Department of Chemical and Biological Engineering, University of Wisconsin - Madison, Madison, Wisconsin, United States of America.
DOE Great Lakes Bioenergy Research Center, Univ. of Wisconsin-Madison - Madison, Madison, Wisconsin, United States of America.
PLoS Comput Biol. 2020 Aug 17;16(8):e1008137. doi: 10.1371/journal.pcbi.1008137. eCollection 2020 Aug.
Genome-scale metabolic models have been utilized extensively in the study and engineering of the organisms they describe. Here we present the analysis of a published dataset from pooled transposon mutant fitness experiments as an approach for improving the accuracy and gene-reaction associations of a metabolic model for Zymomonas mobilis ZM4, an industrially relevant ethanologenic organism with extremely high glycolytic flux and low biomass yield. Gene essentiality predictions made by the draft model were compared to data from individual pooled mutant experiments to identify areas of the model requiring deeper validation. Subsequent experiments showed that some of the discrepancies between the model and dataset were caused by polar effects, mis-mapped barcodes, or mutants carrying both wild-type and transposon disrupted gene copies-highlighting potential limitations inherent to data from individual mutants in these high-throughput datasets. Therefore, we analyzed correlations in fitness scores across all 492 experiments in the dataset in the context of functionally related metabolic reaction modules identified within the model via flux coupling analysis. These correlations were used to identify candidate genes for a reaction in histidine biosynthesis lacking an annotated gene and highlight metabolic modules with poorly correlated gene fitness scores. Additional genes for reactions involved in biotin, ubiquinone, and pyridoxine biosynthesis in Z. mobilis were identified and confirmed using mutant complementation experiments. These discovered genes, were incorporated into the final model, iZM4_478, which contains 747 metabolic and transport reactions (of which 612 have gene-protein-reaction associations), 478 genes, and 616 unique metabolites, making it one of the most complete models of Z. mobilis ZM4 to date. The methods of analysis that we applied here with the Z. mobilis transposon mutant dataset, could easily be utilized to improve future genome-scale metabolic reconstructions for organisms where these, or similar, high-throughput datasets are available.
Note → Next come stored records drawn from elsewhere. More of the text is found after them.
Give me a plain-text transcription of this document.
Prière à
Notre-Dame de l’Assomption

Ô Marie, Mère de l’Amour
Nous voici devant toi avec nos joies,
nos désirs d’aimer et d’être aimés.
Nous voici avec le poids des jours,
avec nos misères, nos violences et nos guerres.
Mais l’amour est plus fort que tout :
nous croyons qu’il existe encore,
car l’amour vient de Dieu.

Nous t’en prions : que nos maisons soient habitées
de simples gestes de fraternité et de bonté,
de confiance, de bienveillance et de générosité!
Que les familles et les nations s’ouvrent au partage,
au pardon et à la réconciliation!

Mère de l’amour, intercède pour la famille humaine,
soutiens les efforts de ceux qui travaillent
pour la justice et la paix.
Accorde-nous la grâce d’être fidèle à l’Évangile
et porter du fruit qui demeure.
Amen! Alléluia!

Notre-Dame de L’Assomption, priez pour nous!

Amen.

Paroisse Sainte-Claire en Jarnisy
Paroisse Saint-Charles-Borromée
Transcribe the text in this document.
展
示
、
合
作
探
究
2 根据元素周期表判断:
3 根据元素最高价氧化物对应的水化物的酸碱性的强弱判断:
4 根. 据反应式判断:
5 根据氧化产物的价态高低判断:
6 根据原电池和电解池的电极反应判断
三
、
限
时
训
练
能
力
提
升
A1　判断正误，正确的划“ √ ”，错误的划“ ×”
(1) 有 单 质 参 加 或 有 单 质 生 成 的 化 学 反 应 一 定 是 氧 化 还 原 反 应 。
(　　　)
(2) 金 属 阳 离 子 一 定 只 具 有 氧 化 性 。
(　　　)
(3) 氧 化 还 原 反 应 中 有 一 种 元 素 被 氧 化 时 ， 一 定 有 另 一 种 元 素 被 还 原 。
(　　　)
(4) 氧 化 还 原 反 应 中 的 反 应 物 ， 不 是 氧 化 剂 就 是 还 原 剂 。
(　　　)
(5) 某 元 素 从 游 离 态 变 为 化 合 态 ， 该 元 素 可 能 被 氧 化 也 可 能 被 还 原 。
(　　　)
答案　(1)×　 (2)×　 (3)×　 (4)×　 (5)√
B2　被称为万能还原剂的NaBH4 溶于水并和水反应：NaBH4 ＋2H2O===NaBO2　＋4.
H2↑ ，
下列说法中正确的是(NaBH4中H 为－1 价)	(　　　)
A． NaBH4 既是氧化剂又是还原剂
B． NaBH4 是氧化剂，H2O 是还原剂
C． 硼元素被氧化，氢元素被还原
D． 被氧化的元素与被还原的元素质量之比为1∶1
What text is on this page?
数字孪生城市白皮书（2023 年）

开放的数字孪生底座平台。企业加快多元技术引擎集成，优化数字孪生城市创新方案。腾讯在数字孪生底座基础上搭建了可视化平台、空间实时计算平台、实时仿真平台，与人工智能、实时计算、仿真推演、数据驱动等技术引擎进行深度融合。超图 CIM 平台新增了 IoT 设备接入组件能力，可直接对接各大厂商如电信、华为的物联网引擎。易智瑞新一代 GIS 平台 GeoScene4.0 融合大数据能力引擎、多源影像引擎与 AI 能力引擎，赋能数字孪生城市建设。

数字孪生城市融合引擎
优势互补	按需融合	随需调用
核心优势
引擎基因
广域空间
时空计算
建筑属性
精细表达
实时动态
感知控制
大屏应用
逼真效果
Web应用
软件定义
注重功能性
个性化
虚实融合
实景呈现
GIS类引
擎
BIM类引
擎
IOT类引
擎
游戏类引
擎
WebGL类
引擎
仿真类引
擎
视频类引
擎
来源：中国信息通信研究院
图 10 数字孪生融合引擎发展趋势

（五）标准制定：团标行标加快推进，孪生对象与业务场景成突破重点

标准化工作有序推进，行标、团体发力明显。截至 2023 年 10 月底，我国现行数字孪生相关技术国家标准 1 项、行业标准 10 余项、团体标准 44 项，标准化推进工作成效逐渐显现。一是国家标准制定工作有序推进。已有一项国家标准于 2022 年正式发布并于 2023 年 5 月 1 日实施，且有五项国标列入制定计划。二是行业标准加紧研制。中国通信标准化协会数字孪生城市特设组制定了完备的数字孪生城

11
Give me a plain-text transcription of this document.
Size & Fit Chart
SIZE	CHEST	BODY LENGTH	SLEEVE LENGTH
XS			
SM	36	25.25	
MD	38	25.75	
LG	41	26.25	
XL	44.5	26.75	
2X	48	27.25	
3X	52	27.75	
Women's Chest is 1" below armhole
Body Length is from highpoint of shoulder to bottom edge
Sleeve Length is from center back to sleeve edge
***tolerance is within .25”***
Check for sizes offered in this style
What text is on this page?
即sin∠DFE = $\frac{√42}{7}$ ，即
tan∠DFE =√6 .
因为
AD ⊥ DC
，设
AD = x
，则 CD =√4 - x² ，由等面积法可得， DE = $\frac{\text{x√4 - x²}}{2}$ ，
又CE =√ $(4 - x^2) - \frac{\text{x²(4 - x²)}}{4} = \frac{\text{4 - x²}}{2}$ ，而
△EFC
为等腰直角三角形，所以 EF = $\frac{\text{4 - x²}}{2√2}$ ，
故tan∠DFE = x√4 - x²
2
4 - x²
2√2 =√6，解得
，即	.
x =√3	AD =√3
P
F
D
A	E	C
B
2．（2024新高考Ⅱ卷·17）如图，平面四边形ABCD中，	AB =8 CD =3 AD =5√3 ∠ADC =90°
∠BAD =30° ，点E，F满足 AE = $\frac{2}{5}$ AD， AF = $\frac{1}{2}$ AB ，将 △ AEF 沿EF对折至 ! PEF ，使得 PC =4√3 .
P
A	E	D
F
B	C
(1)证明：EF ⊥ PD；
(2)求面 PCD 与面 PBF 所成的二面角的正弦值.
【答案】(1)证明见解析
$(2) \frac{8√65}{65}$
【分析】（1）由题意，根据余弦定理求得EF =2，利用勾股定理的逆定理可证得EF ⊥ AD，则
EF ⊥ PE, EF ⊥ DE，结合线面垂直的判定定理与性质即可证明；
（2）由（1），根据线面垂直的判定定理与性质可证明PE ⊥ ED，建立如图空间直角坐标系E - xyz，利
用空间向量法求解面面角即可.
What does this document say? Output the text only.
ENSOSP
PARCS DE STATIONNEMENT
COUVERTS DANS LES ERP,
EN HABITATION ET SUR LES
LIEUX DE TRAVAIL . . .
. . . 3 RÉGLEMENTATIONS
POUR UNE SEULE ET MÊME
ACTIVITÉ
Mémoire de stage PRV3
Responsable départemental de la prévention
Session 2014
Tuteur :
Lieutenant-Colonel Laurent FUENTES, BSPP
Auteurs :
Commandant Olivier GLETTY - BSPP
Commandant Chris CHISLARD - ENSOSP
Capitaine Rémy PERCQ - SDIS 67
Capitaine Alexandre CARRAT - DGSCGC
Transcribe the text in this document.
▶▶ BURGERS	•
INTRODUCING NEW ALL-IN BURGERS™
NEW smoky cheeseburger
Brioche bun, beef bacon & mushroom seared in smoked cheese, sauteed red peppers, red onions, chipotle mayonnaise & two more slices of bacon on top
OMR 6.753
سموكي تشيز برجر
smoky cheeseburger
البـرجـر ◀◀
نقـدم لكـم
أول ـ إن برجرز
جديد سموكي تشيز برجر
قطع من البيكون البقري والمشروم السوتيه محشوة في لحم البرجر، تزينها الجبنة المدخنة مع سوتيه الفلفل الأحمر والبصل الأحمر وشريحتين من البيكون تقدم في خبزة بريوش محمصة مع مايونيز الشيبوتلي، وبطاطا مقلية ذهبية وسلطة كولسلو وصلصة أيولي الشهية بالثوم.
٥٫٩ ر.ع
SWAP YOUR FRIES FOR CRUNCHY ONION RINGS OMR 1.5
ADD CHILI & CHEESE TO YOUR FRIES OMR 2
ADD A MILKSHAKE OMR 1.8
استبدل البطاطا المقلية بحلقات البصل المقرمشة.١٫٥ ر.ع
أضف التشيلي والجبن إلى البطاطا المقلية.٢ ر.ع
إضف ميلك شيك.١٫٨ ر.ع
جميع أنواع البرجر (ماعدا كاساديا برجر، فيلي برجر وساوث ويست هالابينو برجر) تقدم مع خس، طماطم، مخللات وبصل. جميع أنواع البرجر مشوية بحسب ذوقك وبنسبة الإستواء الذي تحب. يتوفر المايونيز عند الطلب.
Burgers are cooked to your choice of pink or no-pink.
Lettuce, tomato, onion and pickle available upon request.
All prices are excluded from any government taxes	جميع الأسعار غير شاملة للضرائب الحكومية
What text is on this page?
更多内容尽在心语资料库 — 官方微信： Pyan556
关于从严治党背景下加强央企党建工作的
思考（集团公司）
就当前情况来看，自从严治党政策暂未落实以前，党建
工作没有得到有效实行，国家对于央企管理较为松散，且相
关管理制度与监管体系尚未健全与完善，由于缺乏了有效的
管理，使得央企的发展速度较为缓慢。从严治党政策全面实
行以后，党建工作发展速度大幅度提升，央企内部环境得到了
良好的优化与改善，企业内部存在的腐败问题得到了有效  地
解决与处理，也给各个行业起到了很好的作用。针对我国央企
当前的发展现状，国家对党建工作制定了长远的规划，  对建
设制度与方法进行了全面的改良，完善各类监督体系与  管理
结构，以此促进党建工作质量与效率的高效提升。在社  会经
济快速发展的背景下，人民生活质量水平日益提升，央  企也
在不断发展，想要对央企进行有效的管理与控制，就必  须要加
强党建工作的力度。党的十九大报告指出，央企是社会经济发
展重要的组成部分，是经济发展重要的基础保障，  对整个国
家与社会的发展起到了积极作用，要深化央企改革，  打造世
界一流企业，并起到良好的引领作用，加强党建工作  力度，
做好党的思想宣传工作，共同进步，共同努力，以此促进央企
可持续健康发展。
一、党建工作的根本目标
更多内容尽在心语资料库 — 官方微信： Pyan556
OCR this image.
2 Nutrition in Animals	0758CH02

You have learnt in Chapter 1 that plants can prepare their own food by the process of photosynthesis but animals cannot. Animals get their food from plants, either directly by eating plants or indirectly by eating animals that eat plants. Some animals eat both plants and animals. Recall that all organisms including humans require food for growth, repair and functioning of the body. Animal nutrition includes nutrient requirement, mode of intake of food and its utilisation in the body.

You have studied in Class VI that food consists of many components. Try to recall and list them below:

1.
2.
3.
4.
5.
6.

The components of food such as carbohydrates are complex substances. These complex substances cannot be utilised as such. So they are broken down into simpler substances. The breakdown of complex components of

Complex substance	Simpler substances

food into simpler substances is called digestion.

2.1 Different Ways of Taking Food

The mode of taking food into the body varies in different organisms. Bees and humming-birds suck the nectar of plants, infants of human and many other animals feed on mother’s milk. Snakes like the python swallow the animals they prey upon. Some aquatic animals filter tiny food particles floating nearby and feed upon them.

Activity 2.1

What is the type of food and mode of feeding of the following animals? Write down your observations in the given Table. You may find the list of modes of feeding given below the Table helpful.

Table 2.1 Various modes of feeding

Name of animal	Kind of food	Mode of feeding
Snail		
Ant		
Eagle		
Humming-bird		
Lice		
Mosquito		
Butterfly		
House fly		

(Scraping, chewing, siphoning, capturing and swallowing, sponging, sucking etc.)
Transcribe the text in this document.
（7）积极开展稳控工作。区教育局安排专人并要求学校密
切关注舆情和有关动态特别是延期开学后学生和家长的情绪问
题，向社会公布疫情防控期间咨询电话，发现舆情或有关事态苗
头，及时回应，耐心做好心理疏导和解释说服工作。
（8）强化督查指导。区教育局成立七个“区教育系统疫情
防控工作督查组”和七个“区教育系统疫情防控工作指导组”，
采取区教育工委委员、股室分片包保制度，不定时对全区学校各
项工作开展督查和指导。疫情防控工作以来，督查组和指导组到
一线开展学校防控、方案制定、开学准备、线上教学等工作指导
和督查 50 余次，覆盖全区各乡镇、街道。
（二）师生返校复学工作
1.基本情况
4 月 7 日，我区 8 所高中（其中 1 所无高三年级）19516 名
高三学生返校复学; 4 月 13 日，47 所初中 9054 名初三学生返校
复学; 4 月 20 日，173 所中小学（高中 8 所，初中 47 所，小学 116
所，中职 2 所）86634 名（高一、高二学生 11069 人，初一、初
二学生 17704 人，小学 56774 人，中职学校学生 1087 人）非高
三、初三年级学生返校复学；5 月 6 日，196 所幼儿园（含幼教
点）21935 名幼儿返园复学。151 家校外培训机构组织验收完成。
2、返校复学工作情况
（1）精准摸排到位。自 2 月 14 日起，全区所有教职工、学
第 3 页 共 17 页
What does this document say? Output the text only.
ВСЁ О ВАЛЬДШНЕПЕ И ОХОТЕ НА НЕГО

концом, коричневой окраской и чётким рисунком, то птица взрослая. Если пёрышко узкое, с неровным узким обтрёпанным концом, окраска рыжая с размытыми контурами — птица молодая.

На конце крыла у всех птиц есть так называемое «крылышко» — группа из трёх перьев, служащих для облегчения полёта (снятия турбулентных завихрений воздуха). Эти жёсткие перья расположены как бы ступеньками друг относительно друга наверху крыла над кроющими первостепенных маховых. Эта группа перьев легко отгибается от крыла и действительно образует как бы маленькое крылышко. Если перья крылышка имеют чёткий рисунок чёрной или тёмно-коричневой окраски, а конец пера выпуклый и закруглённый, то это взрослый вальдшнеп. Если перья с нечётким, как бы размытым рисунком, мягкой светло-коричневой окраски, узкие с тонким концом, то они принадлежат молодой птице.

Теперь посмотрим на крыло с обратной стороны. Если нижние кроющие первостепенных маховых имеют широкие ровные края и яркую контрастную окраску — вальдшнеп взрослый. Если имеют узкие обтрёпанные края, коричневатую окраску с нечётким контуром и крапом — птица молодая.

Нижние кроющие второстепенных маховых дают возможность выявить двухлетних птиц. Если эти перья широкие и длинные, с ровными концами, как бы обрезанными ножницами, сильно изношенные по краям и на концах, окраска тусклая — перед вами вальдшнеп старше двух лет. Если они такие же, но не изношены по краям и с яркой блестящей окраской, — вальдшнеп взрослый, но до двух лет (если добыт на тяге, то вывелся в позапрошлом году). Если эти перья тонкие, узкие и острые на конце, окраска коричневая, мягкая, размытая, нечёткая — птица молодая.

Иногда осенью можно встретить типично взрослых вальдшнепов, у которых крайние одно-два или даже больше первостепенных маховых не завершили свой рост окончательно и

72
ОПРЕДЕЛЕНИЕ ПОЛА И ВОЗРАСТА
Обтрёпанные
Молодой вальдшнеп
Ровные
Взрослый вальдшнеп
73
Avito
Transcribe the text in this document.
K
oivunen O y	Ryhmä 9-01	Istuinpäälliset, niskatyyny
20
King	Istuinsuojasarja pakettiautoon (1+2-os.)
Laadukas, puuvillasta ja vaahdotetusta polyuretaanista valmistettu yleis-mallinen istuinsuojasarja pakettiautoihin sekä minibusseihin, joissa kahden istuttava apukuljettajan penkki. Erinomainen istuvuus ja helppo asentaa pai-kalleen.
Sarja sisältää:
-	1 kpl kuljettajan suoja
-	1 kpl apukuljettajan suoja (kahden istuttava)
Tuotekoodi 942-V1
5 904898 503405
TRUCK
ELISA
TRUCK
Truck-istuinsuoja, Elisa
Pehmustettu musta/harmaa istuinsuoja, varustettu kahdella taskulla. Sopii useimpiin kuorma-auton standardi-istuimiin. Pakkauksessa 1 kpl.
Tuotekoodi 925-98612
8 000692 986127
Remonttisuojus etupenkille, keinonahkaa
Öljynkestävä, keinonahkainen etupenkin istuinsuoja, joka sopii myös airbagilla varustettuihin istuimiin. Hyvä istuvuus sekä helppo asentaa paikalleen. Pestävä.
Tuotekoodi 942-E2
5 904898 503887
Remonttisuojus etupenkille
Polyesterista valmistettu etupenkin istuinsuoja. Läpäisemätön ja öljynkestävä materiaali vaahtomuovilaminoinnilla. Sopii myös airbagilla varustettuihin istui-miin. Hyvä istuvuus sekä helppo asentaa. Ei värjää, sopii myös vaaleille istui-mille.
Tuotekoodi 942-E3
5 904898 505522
基因组规模的代谢模型已被广泛应用于描述它们的生物的研究和工程中。在这里,我们介绍了对一个已发表的转座子突变体适应度实验数据集的分析,这是一种改进运动发酵单胞菌 ZM4 代谢模型准确性和基因-反应关联的方法,运动发酵单胞菌 ZM4 是一种具有极高糖酵解通量和低生物量产率的工业相关乙醇生产菌。通过比较草案模型的基因必需性预测与来自单个 pooled 突变体实验的数据,确定了模型需要进一步验证的区域。随后的实验表明,模型与数据集之间的一些差异是由极性效应、错误映射的条形码或携带野生型和转座子破坏基因拷贝的突变体引起的,这突出了这些高通量数据集中单个突变体数据固有的潜在局限性。因此,我们在通量耦联分析中通过模型中识别的功能相关代谢反应模块的背景下,分析了数据集中所有 492 个实验的适应度得分之间的相关性。这些相关性用于确定在组氨酸生物合成中缺乏注释基因的反应的候选基因,并突出代谢模块中基因适应度得分相关性较差的部分。使用突变体互补实验进一步鉴定并证实了运动发酵单胞菌生物素、泛醌和吡哆醇生物合成中涉及的反应的其他基因。这些发现的基因被纳入最终模型 iZM4_478 中,该模型包含 747 个代谢和运输反应(其中 612 个具有基因-蛋白-反应关联)、478 个基因和 616 个独特代谢物,使其成为迄今为止最完整的运动发酵单胞菌 ZM4 模型之一。我们在这里应用于运动发酵单胞菌转座子突变体数据集的分析方法,可以轻松地用于改进未来具有这些或类似高通量数据集的生物的基因组规模代谢重建。